La SCI [11] remarque que les primes d’assurance de la copropriété ont été intégralement mises à sa charge pendant les trois premières années avant répartition suivant les tantièmes.
Pour l’AG du 20 novembre 2017, la SCI [11] avait demandé le report, M.[G] ne pouvant être présent. Ce report a été refusé et seul le copropriétaire majoritaire a voté une résolution relative aux travaux de raccordement de la copropriété au réseau d’assainissement public pour un montant de 12.360 €. Ces travaux constituent une part substantielle de la créance alléguée. La SCI [11] conteste le principe même de cette charge de copropriété car le bâtiment était antérieurement la propriété exclusive de la SCI [9] et aurait dû être raccordé au réseau d’assainissement public bien avant la constitution de la copropriété en 2011. Avoir différé ces travaux visait à les faire supporter en partie par le ou les nouveaux copropriétaires. Entre-temps, les eaux usées se déversaient dans un champ (!) L’AG du 10 décembre 2020 s’est également tenue dans des conditions frauduleuses à l’égard des droits de la SCI [11].
La SCI [11] soutient que si elle n’a pas pu contester les différentes AG en leur temps, son action en nullité reste recevable faute pour le Syndicat des copropriétaires de l’immeuble [Adresse 1] de justifier des convocations aux AG d’une part, et des notifications en recommandé des PV d’AG d’autre part. Ainsi, l’AG du 27 septembre 2022 s’est tenue de manière irrégulière : la feuille de présence n’est pas annexée ; le pouvoir de représentation de Mme [G] (de fait inexistant) n’est pas mentionné.
Le Syndicat des copropriétaires de l’immeuble [Adresse 1] réclame en tout état de cause des charges indues : le bâtiment de la copropriété n’a ni ascenseur, ni service d’entretien et nettoyage. Les seules charges sont constituées par l’assurance, dont la prime annuelle était de 900 €, portée à 4.000 € depuis 2023 en raison du fait que le bâtiment est entièrement inoccupé. Les appels de primes ne sont pas produits. Les autres charges sont celles relatives aux travaux de raccordement au réseau d’assainissement, et de provisions sur charges courantes, et de frais de relance et contentieux.

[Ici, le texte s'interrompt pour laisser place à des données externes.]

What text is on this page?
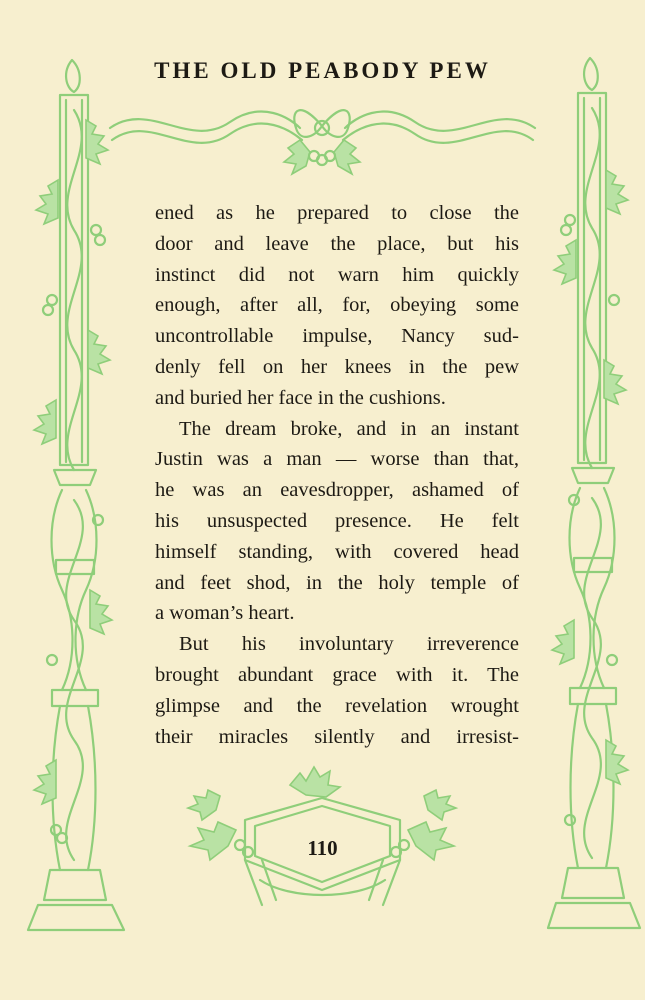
THE OLD PEABODY PEW
ened as he prepared to close the
door and leave the place, but his
instinct did not warn him quickly
enough, after all, for, obeying some
uncontrollable impulse, Nancy sud-
denly fell on her knees in the pew
and buried her face in the cushions.
The dream broke, and in an instant
Justin was a man — worse than that,
he was an eavesdropper, ashamed of
his unsuspected presence. He felt
himself standing, with covered head
and feet shod, in the holy temple of
a woman’s heart.
But his involuntary irreverence
brought abundant grace with it. The
glimpse and the revelation wrought
their miracles silently and irresist-
110
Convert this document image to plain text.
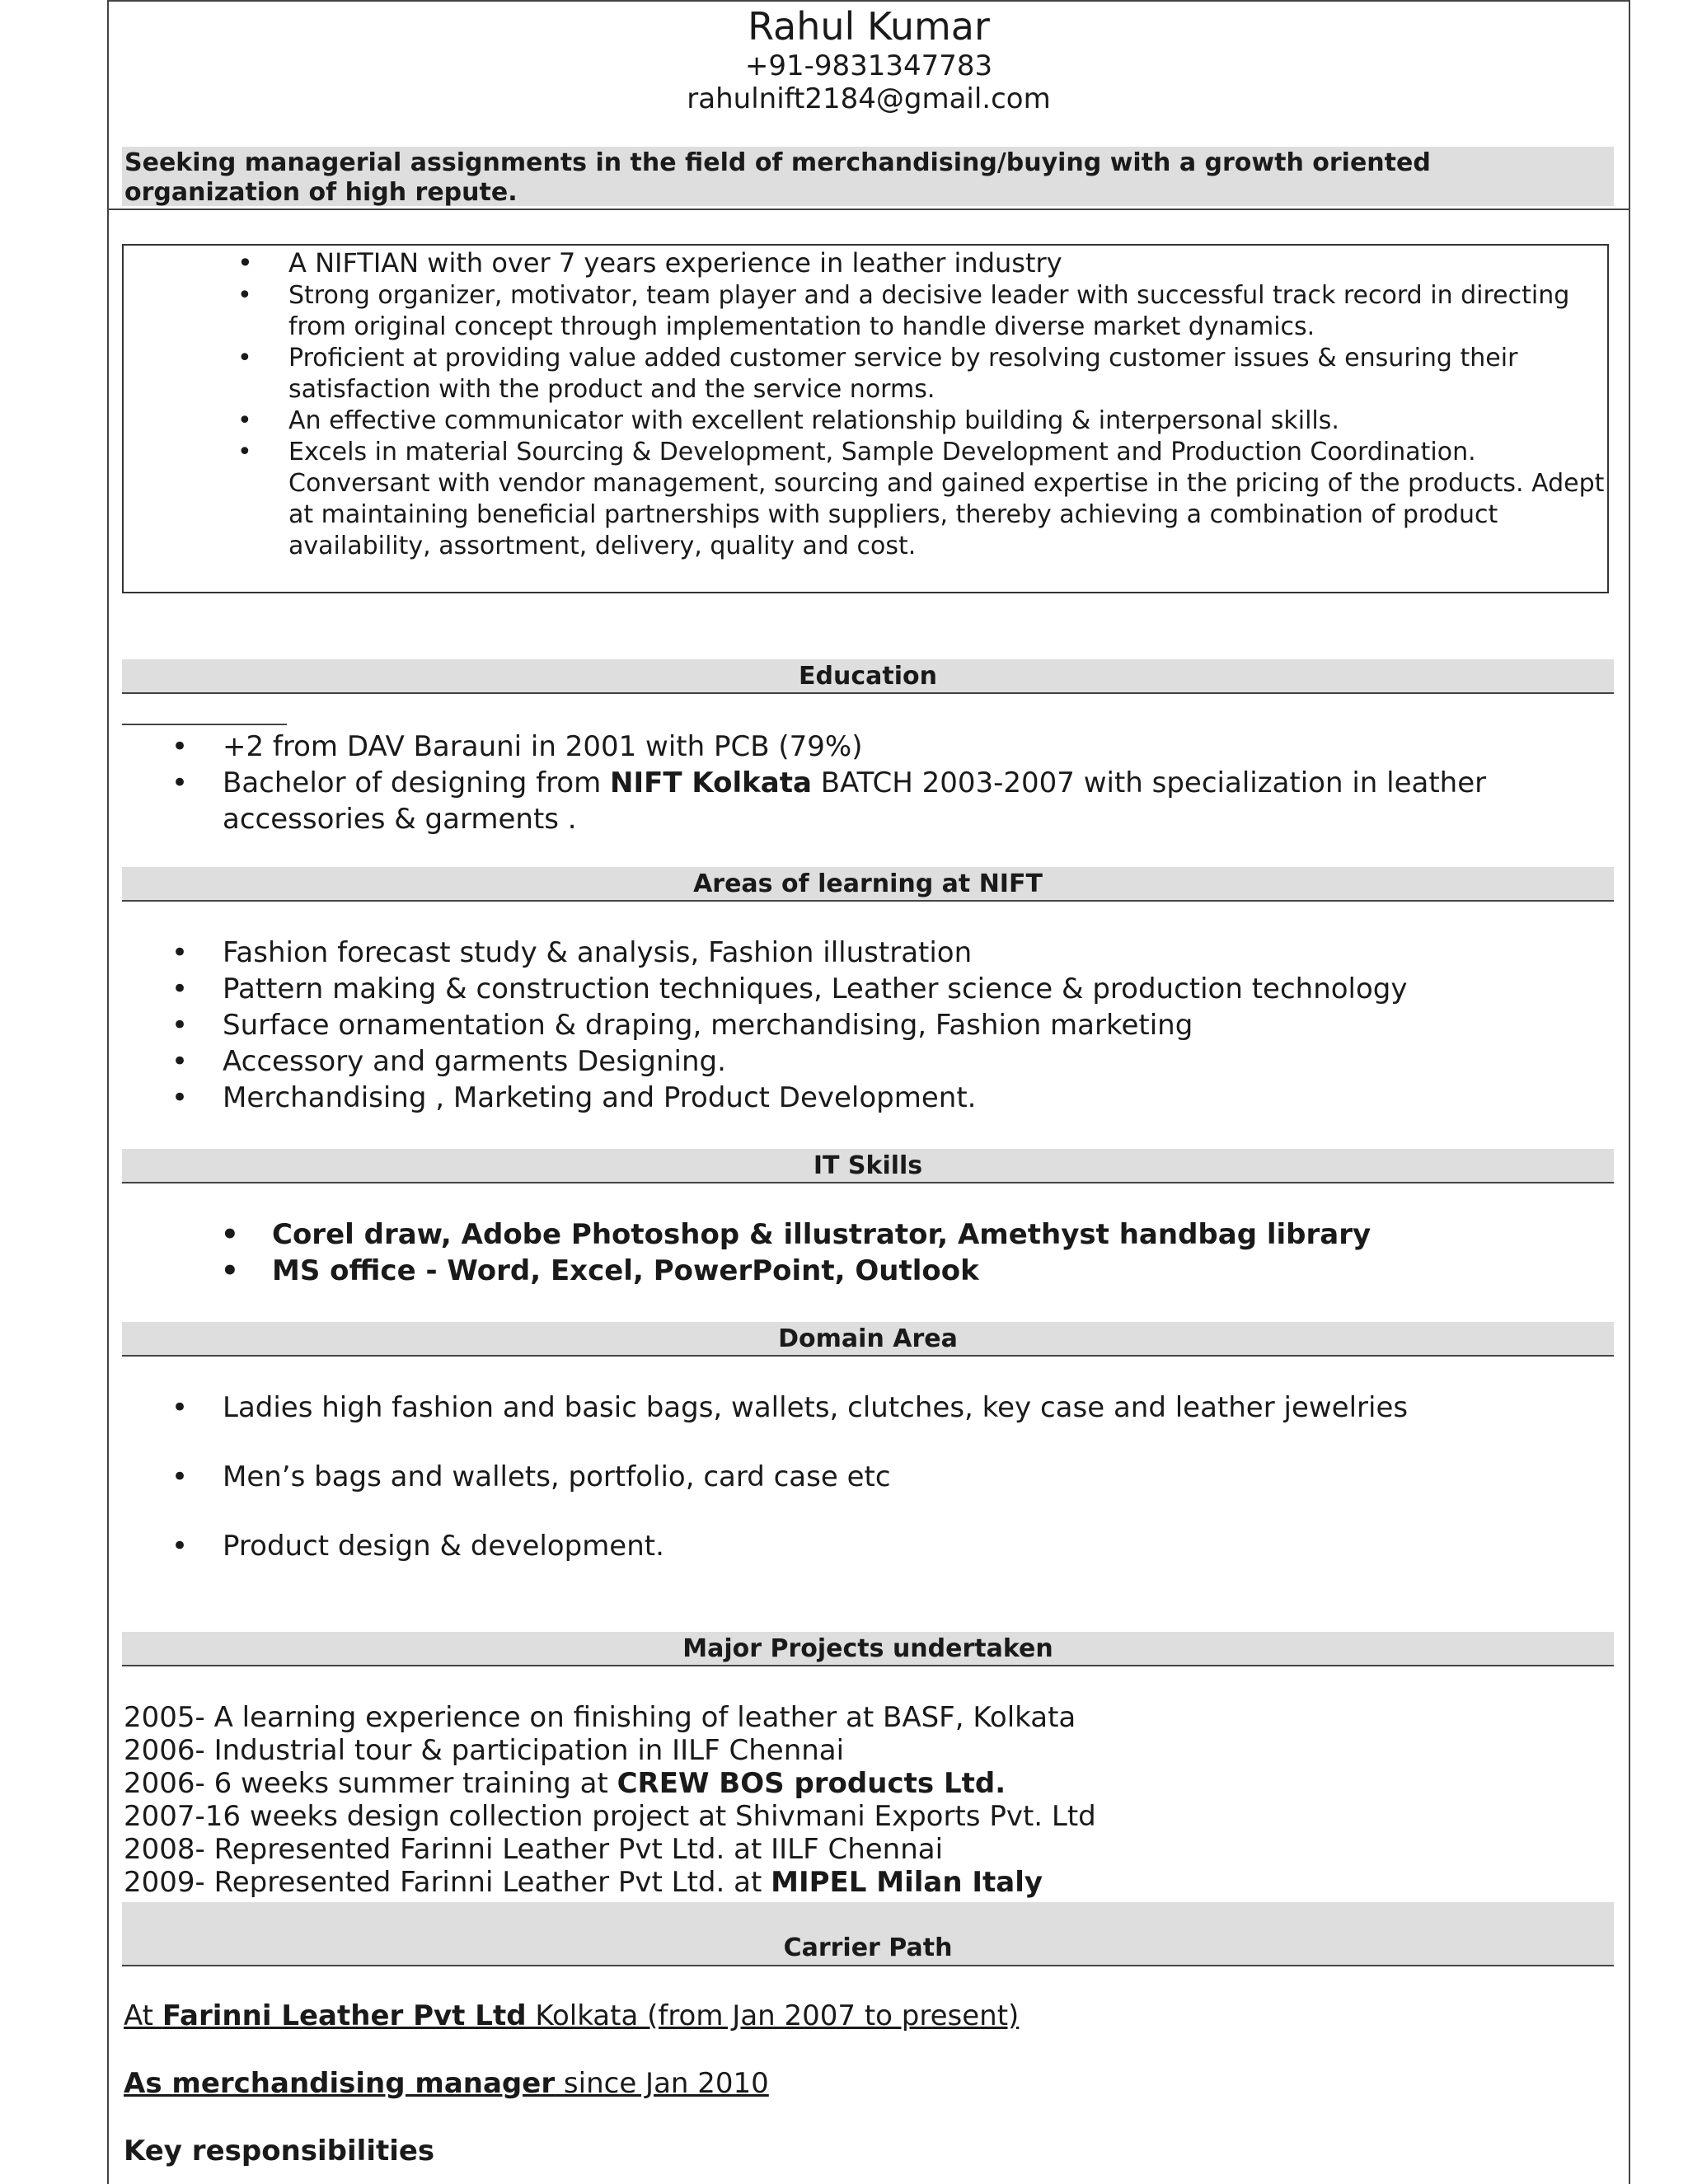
Rahul Kumar
+91-9831347783
rahulnift2184@gmail.com
Seeking managerial assignments in the field of merchandising/buying with a growth oriented organization of high repute.
• A NIFTIAN with over 7 years experience in leather industry
• Strong organizer, motivator, team player and a decisive leader with successful track record in directing from original concept through implementation to handle diverse market dynamics.
• Proficient at providing value added customer service by resolving customer issues & ensuring their satisfaction with the product and the service norms.
• An effective communicator with excellent relationship building & interpersonal skills.
• Excels in material Sourcing & Development, Sample Development and Production Coordination. Conversant with vendor management, sourcing and gained expertise in the pricing of the products. Adept at maintaining beneficial partnerships with suppliers, thereby achieving a combination of product availability, assortment, delivery, quality and cost.
Education
• +2 from DAV Barauni in 2001 with PCB (79%)
• Bachelor of designing from NIFT Kolkata BATCH 2003-2007 with specialization in leather
accessories & garments .
Areas of learning at NIFT
• Fashion forecast study & analysis, Fashion illustration
• Pattern making & construction techniques, Leather science & production technology
• Surface ornamentation & draping, merchandising, Fashion marketing
• Accessory and garments Designing.
• Merchandising , Marketing and Product Development.
IT Skills
• Corel draw, Adobe Photoshop & illustrator, Amethyst handbag library
• MS office - Word, Excel, PowerPoint, Outlook
Domain Area
• Ladies high fashion and basic bags, wallets, clutches, key case and leather jewelries
• Men’s bags and wallets, portfolio, card case etc
• Product design & development.
Major Projects undertaken
2005- A learning experience on finishing of leather at BASF, Kolkata
2006- Industrial tour & participation in IILF Chennai
2006- 6 weeks summer training at CREW BOS products Ltd.
2007-16 weeks design collection project at Shivmani Exports Pvt. Ltd
2008- Represented Farinni Leather Pvt Ltd. at IILF Chennai
2009- Represented Farinni Leather Pvt Ltd. at MIPEL Milan Italy
Carrier Path
At Farinni Leather Pvt Ltd Kolkata (from Jan 2007 to present)
As merchandising manager since Jan 2010
Key responsibilities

La facture de 600 € pour consommation d’eau est inexplicable en l’absence d’exploitation du bâtiment, qui est dépourvu d’espaces extérieurs à arroser. L’arrivée d’eau est fermée dans les locaux de la SCI [11]. Enfin, la SCI [11] a réglé directement des primes d’assurance aux [14], pour éviter l’affectation par le syndic de ces montants à d’autres postes (363,32 + 609,44 €). Ces montants ne figurent pas dans les décomptes du Syndicat des copropriétaires de l’immeuble [Adresse 1].
A titre subsidiaire, la SCI [11] demande le report de paiement des charges qui seraient retenues par le Tribunal au terme de deux années. En effet, elle met en vente son bien et cette vente permettra de solder la créance du Syndicat des copropriétaires de l’immeuble [Adresse 1].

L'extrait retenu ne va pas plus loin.